In this new Cold War, civic society and civilian institutions and infrastructure are all potential targets.

We need to take precautions. We must build resilience to all these hybrid threats. At a local, national and UK level. This is not just something for Whitehall and the military. It might be for your council. Or internet bank.

The SNP, the Greens and their Scottish Government have been particularly hostile to Putin. Specific Scottish retribution is not impossible.

Some people think Trident shields us. But the realistic current threats need different defenders. They might not even be in uniform. They might be, well, IT guys and gals, lawyers who do proper due diligence, police forensic accountants, politicians and commentators who call out propaganda

Take cyberattacks. These might not mean planes fall out of the sky or the lights go out; we do have defences. But they could nevertheless bring disruption and costs.

A cyber battle, conducted under the cover of plausible deniability, could hit our economy. But so too will some of the ripples from the conflict. Most of us know that Russian hydrocarbons fuel Europe’s economy. Can we, should we, keep buying? Energy prices are already cripplingly high. One of the byproducts of this war is likely to be inflation. For food too. Ukraine is not called the “bread basket” for nothing.

But could Putin wage an economic war on top of that disruption?

Russia’s economy is sluggish and has been thrown in to crisis by this week’s events. Nevertheless its GDP, once adjusted for prices, was ranked sixth in the world by the IMF for 2020, above Britain and France. It is a big place, after all.

What if the Russians, as an example, chose punitive counter-sanctions on Scotch? Or against a niche export product, say, seed potatoes? Scottish and UK authorities will need to look at potential support packages for targeted industries.

There is a lot of talk about dirty money from the former USSR being washed in Britain. Scotland has a disproportionate role in this.

This laundering machinery, including shell firms, is used by criminals and officials – sometimes these two kinds of clients are indistinguishable.
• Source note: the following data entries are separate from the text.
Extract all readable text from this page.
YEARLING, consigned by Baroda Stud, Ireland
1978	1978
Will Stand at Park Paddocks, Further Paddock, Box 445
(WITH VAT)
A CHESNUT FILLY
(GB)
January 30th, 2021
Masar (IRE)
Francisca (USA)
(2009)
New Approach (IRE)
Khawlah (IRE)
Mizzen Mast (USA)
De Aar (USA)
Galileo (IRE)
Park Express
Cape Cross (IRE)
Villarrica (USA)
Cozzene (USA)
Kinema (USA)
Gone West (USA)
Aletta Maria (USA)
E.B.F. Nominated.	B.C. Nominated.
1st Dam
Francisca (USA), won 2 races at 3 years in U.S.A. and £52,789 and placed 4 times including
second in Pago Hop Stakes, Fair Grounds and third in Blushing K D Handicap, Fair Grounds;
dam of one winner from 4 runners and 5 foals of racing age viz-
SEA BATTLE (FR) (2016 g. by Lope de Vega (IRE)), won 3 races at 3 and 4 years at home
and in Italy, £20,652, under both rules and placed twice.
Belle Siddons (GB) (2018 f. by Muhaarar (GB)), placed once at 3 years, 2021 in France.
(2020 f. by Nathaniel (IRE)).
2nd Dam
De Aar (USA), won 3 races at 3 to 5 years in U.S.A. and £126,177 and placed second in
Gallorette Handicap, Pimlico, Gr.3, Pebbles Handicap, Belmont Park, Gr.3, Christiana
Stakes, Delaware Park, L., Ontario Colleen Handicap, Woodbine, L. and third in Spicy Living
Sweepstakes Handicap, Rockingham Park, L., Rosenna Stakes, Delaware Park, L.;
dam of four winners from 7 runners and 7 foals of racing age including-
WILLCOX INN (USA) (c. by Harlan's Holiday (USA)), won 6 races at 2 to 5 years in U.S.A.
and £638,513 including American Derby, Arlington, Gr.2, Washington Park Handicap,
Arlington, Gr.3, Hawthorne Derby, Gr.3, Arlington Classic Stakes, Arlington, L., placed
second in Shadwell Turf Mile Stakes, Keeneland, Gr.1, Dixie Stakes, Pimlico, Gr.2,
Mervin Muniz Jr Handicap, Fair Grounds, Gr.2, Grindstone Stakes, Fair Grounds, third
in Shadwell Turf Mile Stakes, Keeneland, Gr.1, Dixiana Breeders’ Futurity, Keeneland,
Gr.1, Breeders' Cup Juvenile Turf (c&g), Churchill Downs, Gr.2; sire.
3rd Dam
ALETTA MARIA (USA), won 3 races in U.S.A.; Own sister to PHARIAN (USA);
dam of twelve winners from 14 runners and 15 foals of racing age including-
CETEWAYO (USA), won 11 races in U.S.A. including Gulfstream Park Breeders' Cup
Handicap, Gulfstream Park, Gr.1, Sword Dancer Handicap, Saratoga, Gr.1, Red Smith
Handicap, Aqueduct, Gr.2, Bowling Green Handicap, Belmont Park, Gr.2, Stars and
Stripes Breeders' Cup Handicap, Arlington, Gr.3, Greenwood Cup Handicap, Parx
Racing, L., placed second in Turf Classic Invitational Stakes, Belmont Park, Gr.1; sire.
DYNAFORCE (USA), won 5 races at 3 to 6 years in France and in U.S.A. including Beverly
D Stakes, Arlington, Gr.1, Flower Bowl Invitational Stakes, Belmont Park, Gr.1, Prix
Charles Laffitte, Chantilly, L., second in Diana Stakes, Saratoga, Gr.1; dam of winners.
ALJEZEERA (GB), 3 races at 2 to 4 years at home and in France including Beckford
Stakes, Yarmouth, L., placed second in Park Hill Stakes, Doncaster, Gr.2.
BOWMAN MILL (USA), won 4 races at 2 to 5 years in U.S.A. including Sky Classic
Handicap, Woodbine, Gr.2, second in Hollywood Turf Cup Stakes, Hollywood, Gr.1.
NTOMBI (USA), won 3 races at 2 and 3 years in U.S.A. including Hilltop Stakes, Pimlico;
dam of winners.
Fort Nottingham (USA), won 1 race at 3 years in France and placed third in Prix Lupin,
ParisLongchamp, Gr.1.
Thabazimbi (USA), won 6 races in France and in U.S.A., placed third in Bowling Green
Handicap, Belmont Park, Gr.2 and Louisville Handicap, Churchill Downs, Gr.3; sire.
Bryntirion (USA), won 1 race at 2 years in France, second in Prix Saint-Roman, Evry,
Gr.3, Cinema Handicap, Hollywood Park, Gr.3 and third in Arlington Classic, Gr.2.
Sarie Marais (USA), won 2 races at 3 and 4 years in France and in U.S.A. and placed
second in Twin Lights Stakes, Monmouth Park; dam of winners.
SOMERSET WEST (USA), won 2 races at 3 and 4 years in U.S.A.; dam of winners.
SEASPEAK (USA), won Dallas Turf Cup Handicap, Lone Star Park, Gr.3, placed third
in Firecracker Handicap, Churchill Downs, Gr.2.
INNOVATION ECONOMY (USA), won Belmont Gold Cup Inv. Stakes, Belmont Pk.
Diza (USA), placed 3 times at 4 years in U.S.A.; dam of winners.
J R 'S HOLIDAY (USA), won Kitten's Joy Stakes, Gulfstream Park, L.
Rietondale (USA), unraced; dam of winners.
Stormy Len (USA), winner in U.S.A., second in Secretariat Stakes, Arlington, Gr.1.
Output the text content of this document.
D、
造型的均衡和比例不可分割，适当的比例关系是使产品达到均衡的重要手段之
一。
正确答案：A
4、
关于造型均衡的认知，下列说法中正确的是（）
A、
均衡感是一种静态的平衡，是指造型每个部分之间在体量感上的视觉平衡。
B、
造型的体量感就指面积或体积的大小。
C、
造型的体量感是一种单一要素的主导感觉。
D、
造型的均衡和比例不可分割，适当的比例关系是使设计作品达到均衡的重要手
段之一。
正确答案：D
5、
We have an industry in Scotland providing opaque corporate structures. The suspiciously rich have Scottish lawyers who arrange their Golden Visas, litigation and PR experts who defend their reputations, estate agents who buy them homes and private schools who educate their kids. None of this is OK.

In a hybrid war, money-laundering is a weapon. So is countering it. Scottish business and white-collar professional bodies have sometimes ignored or downplayed these threats. They need to wise up. Their own reputations are on the line.

Up till now much Scottish concern about Putin’s Russia has been around political interference and propaganda.

We have proved relatively resilient to disinformation, despite a hyper-partisan political culture of the kind Putin's people have exploited elsewhere.

News outlet Sputnik, part of the Kremlin propaganda machinery, quit Edinburgh last year citing a hostile environment. Two political parties led by former politicians with shows on another disinformation outlet, RT, flopped at the 2021 Holyrood elections.

But tackling disinformation is going to be much harder than criticising some has-beens on Putin TV. It is going to take training. Do all our reporters and politicians know, for example, how to deal with a hack-and-leak operation of the kind carried out by Russian military intelligence?

On Ukraine, our sometimes inward-looking political and media culture is going to have to learn to recognise key disinformation narratives about the conflict. I have seen Scots publish core Putin messages, including false claims that all Ukrainians are Nazis. These people, even if they do not know it, are tiny little collaborators in a cruel, stupid and shameful war.